There is one small last part before exiting the if statement.
1
2
3
4
5
/* Avoid -0.0 with downward rounding. */
if (WANT_ROUNDING && y == 0.0)
y = 0.0;
/* The underflow exception needs to be signaled explicitly. */
math_force_eval (math_opt_barrier (0x1p-1022) * 0x1p-1022);
The first part is about rounding. Like I’ve said before, the default rounding mode is Round to Nearest. However, if the user is using another rounding mode, specifically Round to $-\infty$, things can go a little wrong. In math 0 is 0, but in the IEEE-754 standard for floating-point numbers, there exists +0.0 and -0.0. The result of $e^x$ is always positive, but if the rounding mode is Round to $-\infty$, then when the CPU has to round to 0, it might actually become -0.0. This first if statement is there to prevent this, checking if a custom rounding mode is used and if $y = 0$, in which case it will overwrite $y$ with a hardcoded +0.0.
The last line is there to flag an alarm. The fact that we are in this if statement is because the final answer of $e^x$ is dropped into the subnormal range, which means it is permanently losing precision. According to the IEEE-754 standard, the library must flag an alarm FE_UNDERFLOW so that the program knows it lost accuracy.
To do this the code calculates $2^{-1022} \times 2^{-1022}$, where $2^{-1022}$ is the smallest normal floating-point number. The result, $2^{-2044}$, is extremely small, and when the CPU calculates it, it fails, rounds to 0, and flags the FE_UNDERFLOW alarm.
The math_force_eval() and math_opt_barrier() is there to ensure that the flag is called. This is because for calculations like 0x1p-1022 * 0x1p-1022, the super-optimized compiler might immediately change it to 0, causing the flag to not arise. math_opt_barrier() is saying to not pre-calculate whatever is inside the parenthesis, and math_force_eval() forces the compiler to carry out the calculation, thus raising the flag.
With that, this if statement is done, and we have only the final part left.
1
2
y = 0x1p-1022 * y;
return check_uflow (y);
This is exactly the same as the part when $k > 0$. We previously raised the exponent by 1022, so we multiply $2^{-1022}$ to reduce this exponent back to normal. Then we return this value, while simultaneously checking for underflow via check_uflow(), which can happen as $y$ is small.

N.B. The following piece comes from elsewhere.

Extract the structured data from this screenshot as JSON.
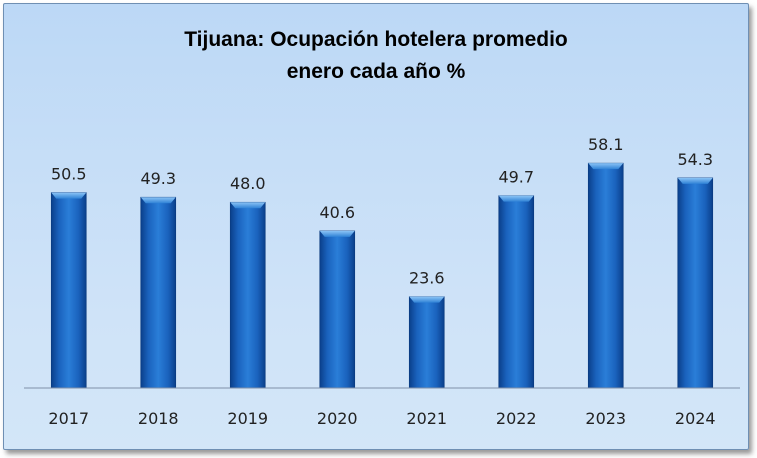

And just like that we are done. This was how the code handles dangerous values, and with that out of the way, we have seen the entire process of how $e^x$ is calculated in the glibc library.
Epilogue
This is the first time I looked this deep into floating-point numbers, and looked at any implementation of any math function. After looking at it, I’ve got to say, this is crazy.
If you’ve read my blog, you know I do problem solving, or competitive programming. Floating-point numbers are avoided like crazy there, due to precision issues. So seeing something like this, a meticulously engineered piece of work to calculate a precise value of some real-valued function, is just mind breaking. The sheer amount of thought that goes into each line of the code to optimize both speed and accuracy is amazing, using loopholes and tricks I would have never thought about. Like, more people must know about this.
I don’t plan on writing more about other math functions (unless there’s something really interesting), but I probably will look at more of them because of my lab intern stuff. Hopefully this gave you a grasp on how math functions are implemented using floating-point numbers, and interested you into looking at more yourself.
Anyways, that’s all from me, cheers.